I don’t look back very often but I’ve played at Hull City Hall, put Fish (from Marillion) on for an acoustic show, booked Don Broco on their first ever UK tour for a gig at Sharkeys, was in a crowd of 12 people in the Adelphi the first time The Cooper Temple Clause toured the UK. Stuff like that I suppose.
How would you advise bands to go about developing a reputation if they’re coming out of a city like Hull?
Make sure your live show is tight and get out there and gig/network with bands from other cities. Promote every event as best you can, be it a hometown show or your first gig out of town. Don’t be a dick and support other bands, it does pay off.
What about people who want to start managing their own venue in the future?
Don’t….seriously if you’re putting a venue together, whatever you think your budget is, double it and be prepared to work for next to nothing for a few years as reputations take time to build and the learning curve in the licenced trade is massive.
What about the scene itself – what are the postives and negatives of Hull’s scene?
Positives are the bands and how at the moment the metal scene is pretty tight and supportive of each other. Negatives is crowds, sometimes the brick wall I bang my head against seems to be getting harder. In the acoustic/singer songwriter scene Hull has loads of very talented musicians but again building crowds can be a struggle however good they are.
Talk to us about your career – offer a timeline if you will as to what sort of things you’ve achieved?
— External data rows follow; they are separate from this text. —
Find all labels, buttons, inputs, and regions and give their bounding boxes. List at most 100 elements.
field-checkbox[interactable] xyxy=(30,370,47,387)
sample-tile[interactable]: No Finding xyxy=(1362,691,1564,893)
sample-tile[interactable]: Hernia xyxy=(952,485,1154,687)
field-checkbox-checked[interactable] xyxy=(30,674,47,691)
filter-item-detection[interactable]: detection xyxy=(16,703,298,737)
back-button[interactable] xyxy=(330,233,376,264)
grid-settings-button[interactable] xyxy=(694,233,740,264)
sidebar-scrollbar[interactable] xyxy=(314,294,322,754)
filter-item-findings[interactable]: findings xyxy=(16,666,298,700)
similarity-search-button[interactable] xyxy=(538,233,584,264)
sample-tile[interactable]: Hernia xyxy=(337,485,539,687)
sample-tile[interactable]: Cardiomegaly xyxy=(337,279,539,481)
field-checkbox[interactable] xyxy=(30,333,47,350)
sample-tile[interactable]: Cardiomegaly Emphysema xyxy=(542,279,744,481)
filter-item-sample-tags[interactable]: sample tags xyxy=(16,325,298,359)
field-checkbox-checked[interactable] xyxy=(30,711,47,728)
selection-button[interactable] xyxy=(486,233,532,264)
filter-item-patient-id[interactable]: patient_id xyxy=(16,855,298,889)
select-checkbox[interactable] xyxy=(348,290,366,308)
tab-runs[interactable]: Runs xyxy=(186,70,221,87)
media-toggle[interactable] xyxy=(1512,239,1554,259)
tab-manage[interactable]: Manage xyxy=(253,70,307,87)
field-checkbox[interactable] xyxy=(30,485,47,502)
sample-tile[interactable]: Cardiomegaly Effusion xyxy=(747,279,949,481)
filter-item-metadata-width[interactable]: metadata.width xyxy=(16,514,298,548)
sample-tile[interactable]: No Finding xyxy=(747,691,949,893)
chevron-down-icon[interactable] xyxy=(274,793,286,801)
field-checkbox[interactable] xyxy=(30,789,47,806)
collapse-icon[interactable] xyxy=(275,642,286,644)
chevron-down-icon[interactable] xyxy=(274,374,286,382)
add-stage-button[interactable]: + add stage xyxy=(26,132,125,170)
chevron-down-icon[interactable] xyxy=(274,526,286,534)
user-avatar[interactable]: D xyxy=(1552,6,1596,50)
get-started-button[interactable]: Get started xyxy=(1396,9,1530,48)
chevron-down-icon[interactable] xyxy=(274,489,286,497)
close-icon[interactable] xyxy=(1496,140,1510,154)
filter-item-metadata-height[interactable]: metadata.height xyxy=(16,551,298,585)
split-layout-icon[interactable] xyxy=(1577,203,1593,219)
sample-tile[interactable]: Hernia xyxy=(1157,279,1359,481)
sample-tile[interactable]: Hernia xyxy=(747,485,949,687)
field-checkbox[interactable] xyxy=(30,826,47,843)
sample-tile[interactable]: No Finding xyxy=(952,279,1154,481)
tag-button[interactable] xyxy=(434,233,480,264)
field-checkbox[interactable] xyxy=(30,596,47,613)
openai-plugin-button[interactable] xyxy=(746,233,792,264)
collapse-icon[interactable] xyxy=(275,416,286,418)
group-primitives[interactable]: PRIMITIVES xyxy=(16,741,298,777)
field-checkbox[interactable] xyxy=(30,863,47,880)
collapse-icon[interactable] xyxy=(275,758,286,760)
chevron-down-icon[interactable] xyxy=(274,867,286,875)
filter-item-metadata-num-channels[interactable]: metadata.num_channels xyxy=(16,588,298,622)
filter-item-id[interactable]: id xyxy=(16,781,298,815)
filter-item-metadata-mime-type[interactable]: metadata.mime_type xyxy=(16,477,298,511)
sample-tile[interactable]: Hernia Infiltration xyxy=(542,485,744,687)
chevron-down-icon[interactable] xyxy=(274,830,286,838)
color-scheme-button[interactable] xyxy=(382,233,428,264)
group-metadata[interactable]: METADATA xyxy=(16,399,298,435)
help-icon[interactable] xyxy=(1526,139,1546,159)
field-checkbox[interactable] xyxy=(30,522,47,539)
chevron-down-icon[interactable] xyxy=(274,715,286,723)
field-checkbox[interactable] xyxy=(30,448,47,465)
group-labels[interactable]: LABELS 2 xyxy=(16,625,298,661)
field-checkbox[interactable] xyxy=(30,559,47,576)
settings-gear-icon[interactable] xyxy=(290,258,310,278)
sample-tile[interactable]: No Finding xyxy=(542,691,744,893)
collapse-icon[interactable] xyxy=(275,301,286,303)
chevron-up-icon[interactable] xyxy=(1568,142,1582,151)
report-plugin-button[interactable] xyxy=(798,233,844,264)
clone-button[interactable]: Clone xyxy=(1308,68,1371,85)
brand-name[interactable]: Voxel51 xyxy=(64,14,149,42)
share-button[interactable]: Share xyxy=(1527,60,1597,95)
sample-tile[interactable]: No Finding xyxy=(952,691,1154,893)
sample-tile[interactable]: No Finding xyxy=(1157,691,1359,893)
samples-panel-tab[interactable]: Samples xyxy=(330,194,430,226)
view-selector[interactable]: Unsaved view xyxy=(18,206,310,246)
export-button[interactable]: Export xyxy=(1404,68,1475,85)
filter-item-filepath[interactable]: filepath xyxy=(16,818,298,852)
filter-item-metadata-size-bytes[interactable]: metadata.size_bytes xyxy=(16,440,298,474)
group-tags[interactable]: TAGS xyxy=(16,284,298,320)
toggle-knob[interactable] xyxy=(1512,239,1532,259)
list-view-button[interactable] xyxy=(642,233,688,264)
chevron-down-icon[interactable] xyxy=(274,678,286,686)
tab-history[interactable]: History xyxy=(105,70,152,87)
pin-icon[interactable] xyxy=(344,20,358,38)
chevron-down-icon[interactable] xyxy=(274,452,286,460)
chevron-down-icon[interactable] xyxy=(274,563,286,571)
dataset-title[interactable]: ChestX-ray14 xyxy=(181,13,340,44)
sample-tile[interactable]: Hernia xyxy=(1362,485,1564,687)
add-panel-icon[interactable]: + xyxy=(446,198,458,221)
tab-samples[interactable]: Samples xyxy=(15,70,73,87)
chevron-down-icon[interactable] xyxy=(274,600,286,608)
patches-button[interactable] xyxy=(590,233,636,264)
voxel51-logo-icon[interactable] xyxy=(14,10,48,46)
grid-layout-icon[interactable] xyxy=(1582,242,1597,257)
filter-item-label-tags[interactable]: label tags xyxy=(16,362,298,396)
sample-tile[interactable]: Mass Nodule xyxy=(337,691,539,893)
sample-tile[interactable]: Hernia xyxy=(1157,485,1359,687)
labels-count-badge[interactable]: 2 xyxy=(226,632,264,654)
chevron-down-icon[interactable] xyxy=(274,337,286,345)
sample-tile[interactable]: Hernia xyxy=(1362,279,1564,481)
Well, I’m an old git so this could take a while…..or so our staff say at the venue. As a kid my Dad was a DJ so I was surrounded by music, soul, reggae, pop, disco all which I still love, 16 I bought my first bass guitar and over the years played in many original and covers bands onstage at venues from places like Hull City Hall, Derby Assemble rooms to the Adelphi, Lamp & Springhead. Loads of pub & club gigs, military bases, weddings, young farmers parties, race courses, even at the City Of Light Stadium in Sunderland. Started sound engineering and worked at festivals like Springboard, Humber Street Sesh, Tattoo Conventions, outdoor events and was house engineer at The Lamp [twice], Ringside and now do 80% of the sound at O’Rileys. Time does seem to fly and I’ve probably done lots of interesting stuff, to people that just seems day to day to me now.